End of thoughtfulness.
This week so far has consisted of a rest day for my back, an early morning body strength training session, and a 3 mile run around the neighborhood this evening. It was the first time in about 3 weeks that I actually wore my watch and got an exact time. Except not really. Halfway through my run I got jumped from behind by 2 dogs! I screamed and practically jumped out of my skin. I had no idea they were coming because I was wearing headphones. It wasn't a big deal or anything, the owner came and got them. But I'd say it took 1-2 minutes off my time. And I finished 3 miles in 27:36, so I kind of have to wonder what it might have been without the dog incident. It was a good run regardless, felt great afterwards.

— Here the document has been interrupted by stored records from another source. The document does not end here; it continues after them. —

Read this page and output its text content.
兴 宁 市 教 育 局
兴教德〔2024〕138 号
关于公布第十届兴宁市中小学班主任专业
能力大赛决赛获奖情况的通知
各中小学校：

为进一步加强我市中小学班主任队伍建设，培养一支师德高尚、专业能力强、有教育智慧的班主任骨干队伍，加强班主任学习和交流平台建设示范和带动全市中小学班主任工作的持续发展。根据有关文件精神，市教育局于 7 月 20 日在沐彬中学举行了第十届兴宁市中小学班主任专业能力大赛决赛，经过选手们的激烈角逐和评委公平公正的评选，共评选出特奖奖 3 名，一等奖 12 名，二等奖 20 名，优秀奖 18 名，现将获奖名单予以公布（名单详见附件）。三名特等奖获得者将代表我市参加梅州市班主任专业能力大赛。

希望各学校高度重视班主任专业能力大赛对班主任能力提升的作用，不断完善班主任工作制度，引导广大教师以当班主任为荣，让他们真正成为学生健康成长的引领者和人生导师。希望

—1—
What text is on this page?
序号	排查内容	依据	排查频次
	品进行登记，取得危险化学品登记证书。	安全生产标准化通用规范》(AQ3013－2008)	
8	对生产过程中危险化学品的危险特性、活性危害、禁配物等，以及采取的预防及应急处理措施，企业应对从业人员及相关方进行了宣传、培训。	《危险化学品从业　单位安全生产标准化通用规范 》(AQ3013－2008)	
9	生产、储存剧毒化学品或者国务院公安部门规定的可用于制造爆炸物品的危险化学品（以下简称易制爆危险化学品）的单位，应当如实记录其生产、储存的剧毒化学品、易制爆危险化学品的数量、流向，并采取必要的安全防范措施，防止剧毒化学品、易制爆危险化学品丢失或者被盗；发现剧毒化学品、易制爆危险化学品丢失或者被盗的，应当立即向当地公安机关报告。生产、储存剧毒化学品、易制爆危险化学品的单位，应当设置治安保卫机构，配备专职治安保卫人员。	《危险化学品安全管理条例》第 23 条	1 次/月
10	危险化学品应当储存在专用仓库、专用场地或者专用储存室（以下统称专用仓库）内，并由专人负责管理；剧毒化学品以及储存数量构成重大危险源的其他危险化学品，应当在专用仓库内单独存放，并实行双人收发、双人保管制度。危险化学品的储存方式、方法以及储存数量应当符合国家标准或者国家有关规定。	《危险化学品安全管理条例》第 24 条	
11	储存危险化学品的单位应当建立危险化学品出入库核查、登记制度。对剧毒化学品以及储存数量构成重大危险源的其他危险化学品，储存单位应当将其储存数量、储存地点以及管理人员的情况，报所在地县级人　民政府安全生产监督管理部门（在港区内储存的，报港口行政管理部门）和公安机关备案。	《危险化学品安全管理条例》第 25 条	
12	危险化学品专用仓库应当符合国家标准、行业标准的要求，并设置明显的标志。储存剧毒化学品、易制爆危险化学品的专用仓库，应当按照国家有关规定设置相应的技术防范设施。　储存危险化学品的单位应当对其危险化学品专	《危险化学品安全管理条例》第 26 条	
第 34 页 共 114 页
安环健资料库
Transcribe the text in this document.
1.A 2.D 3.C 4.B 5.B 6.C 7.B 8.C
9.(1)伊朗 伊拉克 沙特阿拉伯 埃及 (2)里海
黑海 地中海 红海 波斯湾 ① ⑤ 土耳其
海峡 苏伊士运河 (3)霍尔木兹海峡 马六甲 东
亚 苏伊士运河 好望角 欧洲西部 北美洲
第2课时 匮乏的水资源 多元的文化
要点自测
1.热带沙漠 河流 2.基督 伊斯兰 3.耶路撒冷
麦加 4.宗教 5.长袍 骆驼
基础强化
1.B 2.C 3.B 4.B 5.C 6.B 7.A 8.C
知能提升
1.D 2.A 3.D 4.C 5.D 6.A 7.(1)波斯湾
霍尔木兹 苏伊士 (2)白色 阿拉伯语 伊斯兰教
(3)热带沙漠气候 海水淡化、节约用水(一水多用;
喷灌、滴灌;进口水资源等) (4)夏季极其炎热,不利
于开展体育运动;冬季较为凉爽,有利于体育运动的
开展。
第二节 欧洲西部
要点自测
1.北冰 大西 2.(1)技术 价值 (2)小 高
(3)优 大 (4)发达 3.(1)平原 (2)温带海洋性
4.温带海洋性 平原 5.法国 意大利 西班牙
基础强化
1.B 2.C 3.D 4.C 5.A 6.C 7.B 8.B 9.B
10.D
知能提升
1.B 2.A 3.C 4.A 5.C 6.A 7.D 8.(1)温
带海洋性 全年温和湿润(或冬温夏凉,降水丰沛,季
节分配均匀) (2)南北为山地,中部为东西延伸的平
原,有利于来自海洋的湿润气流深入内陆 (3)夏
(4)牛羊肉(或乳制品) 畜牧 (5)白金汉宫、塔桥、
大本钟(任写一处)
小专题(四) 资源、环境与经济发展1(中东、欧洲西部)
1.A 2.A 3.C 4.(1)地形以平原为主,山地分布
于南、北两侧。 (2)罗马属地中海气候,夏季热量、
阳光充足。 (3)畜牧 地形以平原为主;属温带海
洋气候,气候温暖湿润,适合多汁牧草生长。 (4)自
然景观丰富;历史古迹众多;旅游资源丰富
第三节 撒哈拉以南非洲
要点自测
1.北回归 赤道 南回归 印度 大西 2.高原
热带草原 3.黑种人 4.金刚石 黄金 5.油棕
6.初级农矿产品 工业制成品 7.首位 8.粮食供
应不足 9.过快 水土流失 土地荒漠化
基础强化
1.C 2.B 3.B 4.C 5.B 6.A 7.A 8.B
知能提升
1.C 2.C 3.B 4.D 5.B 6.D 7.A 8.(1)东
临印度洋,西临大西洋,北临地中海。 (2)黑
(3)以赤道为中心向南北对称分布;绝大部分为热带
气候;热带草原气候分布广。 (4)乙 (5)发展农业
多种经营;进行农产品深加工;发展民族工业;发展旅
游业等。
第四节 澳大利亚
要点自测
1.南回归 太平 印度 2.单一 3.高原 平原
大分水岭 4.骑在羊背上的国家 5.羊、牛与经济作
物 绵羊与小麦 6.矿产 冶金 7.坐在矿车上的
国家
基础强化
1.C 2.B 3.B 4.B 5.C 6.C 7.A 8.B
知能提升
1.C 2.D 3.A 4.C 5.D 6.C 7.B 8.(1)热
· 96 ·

My husband said something cute. Not only did he say I am becoming a Viking, he also watched me pass by during my run tonight, and thought "Who is that perso-wait, that's my wife!" I still think he's full of crap, but he says he seriously had that thought. Either way, its still cute.
Tomorrow I'll take a day off and just watch what I eat. My weight has been diddling around the upper 160's for the past week. And I totally just made up the word diddling.